Wie islam-blogger.de meldet, habe Erdogan gesagt, genauso wie wie Antisemitismus ein Verbrechen gegen die Menschlichkeit sei, sei auch Islamophobie – also die Ablehnung der Islamisierung Europas – ein Verbrechen gegen die Menschlichkeit. Die WELT zitiert ihn mit den Worten “Islamphobie ist ein Verbrechen gegen die Menschlichkeit, genauso wie Rassismus.” Die Türkei beobachte die wachsende Kritik an ihren Landsleuten “mit großer Beunruhigung”, so Erdogan weiter.

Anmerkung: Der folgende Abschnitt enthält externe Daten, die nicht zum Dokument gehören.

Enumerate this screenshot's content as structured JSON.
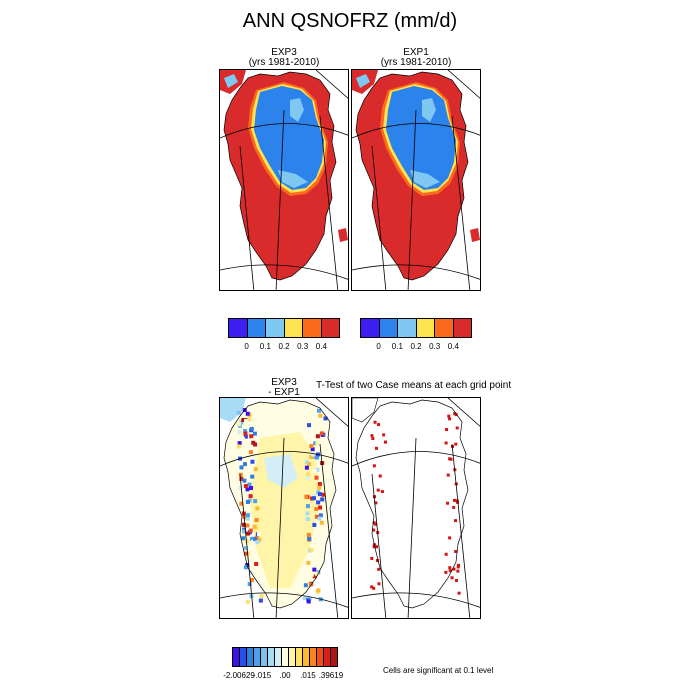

Außerdem versicherte er den in Deutschland lebenden Türken, sie stünden “unter der Garantie eines großen Staates, der Türkischen Republik”, die sie mit allen “unseren Möglichkeiten” unterstütze. Während Erdogan von seinen Landsleuten begeistert gefeiert wurde, protestierten knapp 100 Anhänger der rechten Bürgerbewegung pro NRW gegen den Auftritt des Türken.